Erin: I was hoping the installation would function in a similar way, pointing out that memory has a intrinsic weight that shifts depending on it’s value. I made the rule that the artists could only use contour line, no shading, to represent their memory thinking that a series of line drawings would visually represent my idea in a cohesive way, but in the end I was happy to see some of them break the rule; having different visual weights worked with the idea of memory being intrinsically transient as well.

John: (I’m trying to avoid Baudrillard or Hickey, but am having trouble) I have always found the comments from people visiting the city like “do you really live here” to be particularly amusing and relevant to the condition of existing in this place. I wonder if notions of home and community are magnified in the minds of residents of Las Vegas because of the nature of the city.

Erin: I know. I love that people still think that everything exists on the strip and that UNLV is in a casino and that I live in the Bellagio….no wait, I guess I would live in Circus Circus probably…oooh! That is a potential Facebook quiz, but I digress….There is something special about the people that choose to live here I think. I was just talking to a friend that was visiting from New Orleans and he was explaining that moving there had squelched his feelings of wanderlust due to the many different worlds within that city. There are elements to Las Vegas that are similar, the separations of communities and lifestyles keep things interesting, and unlike a lot of other cities, there are a lot of free things to do and explore. (I’m not sure if this answers your question)

John: Despite its scale, is city center any different that other resorts in Las Vegas?
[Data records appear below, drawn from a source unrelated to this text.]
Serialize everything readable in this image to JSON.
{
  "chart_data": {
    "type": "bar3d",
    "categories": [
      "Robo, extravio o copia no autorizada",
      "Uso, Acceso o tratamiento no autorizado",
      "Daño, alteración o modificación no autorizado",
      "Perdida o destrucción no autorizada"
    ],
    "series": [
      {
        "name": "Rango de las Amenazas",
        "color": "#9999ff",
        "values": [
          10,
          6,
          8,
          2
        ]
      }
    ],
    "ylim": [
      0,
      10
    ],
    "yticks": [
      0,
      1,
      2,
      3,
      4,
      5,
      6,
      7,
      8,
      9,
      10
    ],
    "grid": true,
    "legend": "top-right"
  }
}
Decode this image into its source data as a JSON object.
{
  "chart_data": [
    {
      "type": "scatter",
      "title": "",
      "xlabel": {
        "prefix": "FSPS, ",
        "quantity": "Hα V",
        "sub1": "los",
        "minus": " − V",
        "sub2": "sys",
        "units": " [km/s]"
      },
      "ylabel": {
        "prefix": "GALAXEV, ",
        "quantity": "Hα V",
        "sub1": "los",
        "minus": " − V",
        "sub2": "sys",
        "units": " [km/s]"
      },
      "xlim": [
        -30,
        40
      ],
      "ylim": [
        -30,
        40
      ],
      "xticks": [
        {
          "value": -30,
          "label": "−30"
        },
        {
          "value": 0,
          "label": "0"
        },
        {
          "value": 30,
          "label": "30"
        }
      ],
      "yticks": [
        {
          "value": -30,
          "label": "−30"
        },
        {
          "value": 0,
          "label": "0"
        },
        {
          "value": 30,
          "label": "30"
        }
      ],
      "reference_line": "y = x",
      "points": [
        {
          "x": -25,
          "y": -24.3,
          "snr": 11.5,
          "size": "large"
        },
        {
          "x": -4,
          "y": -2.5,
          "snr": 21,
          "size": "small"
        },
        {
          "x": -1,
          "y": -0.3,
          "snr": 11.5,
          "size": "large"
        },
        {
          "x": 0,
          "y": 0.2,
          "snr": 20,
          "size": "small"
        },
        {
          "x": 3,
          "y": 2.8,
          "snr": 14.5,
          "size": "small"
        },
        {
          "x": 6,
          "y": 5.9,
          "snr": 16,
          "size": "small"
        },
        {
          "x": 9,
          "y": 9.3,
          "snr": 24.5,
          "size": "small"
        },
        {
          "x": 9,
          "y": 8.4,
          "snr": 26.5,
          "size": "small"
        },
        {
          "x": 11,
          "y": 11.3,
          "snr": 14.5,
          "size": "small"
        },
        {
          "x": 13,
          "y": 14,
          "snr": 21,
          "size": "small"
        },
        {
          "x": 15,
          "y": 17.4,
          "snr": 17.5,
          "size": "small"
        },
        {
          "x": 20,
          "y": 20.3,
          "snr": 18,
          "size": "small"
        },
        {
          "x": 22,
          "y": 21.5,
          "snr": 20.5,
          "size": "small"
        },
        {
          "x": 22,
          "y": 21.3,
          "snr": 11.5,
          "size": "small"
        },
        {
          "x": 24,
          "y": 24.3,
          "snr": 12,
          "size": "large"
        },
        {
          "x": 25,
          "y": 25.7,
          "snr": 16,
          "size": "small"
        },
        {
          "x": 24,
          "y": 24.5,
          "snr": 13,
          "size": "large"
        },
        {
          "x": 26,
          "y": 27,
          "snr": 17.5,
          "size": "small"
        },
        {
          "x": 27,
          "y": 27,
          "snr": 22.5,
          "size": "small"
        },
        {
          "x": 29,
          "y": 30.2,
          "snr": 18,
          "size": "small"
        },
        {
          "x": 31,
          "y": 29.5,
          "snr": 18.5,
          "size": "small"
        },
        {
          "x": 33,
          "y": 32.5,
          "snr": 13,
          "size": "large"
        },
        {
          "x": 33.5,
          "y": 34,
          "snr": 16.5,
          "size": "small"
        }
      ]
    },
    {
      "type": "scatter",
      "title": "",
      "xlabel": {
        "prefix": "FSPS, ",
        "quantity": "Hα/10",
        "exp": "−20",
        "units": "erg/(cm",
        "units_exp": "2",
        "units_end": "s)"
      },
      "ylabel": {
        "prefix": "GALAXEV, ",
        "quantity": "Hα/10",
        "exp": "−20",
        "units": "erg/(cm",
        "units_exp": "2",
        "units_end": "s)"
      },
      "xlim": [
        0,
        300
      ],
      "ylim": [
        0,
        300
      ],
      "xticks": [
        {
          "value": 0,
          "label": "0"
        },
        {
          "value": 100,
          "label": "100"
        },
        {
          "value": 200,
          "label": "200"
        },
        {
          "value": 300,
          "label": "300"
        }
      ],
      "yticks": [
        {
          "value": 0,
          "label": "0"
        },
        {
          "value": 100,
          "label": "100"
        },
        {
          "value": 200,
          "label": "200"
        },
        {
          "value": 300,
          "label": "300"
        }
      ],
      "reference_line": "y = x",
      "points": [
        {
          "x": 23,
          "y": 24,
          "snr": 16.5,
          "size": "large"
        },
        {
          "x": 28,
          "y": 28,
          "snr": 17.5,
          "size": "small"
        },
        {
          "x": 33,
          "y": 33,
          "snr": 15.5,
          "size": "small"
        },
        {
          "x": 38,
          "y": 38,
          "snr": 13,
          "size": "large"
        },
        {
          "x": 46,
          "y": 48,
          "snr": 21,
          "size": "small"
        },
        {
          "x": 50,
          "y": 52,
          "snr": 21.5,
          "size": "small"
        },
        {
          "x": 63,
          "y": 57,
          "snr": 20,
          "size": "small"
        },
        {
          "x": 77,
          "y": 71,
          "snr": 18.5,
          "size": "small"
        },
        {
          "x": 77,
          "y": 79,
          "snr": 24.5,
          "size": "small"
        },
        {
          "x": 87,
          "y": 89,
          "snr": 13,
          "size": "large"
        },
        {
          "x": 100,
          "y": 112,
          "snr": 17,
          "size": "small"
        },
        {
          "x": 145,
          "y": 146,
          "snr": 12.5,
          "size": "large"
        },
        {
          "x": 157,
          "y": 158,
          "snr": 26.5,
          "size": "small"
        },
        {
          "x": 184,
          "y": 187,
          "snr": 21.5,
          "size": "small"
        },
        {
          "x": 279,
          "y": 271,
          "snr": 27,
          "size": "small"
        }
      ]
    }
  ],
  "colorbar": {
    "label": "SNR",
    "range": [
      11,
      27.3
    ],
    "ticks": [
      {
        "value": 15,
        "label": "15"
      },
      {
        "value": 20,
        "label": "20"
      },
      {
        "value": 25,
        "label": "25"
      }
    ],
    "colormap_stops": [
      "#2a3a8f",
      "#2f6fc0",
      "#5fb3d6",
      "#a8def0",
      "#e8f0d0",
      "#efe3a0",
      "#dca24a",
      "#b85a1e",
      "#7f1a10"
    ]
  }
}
I’ve read statements that it is not a themed resort but take a staunch opposition to that notion. It is the ultimate simulation, NYNY 2.0. Being inside of city center is like being in a comic book to me, the skewed perspective, the fleeting feeling of a metropolis. I find it spectacular in its inability to convince me, and maybe that is why I like it. (I think there is a question in there somewhere)

Erin: I think I feel similar, the place has a bunch of problems, but there are moments that are really cool, like the public parking structure with its dance club accents. My boyfriend Aaron went to the sportsbook in Aria (which he loved), and saw a gaggle of hoodlums skateboarding in front of Crystals. He said it warmed his heart…maybe the City Center has some potential yet!

A collaborative installation that is part of Erin Stellmon's exhibition "Reign of Glass" and is on view in the gallery through July 24th. The proceeds of most sales will generously be donated to the CAC. Describing the project, Erin has written,

It is impossible to build a city out of nothing. As much as it seems so, Las Vegas did not spring from the middle of the desert overnight. It was built on the impossible dreams of many both living and visiting here and survives as a town of memories (fuzzy as they may be) and extreme realities. I am striving to create a counter to this forced society that is CityCenter with a structure built of memory, touch, and community. For this installation I have asked artists that have lived here, live here currently, or have visited in the recent past, to participate by completing a simple black and white contour line drawing on an individually cut piece of archival paper that I supplied. Each artist had the option to either have their work donated (with proceeds going to the CAC, a 501-C3 non-profit), or to have them returned. The CAC has been a Las Vegas institution for over 20 years that feeds the community in numerous ways. I am hoping to help the CAC raise funding to keep its doors open and to help ensure its future growth.

1 comment:

  1. Thank you for this insightful interview with Erin Stellmon. I am pleased that she has the courage to share her compassion for art and Las Vegas.

    I won't be able to see the show because I am on Maui at the moment, but I am happy that I joined CAC.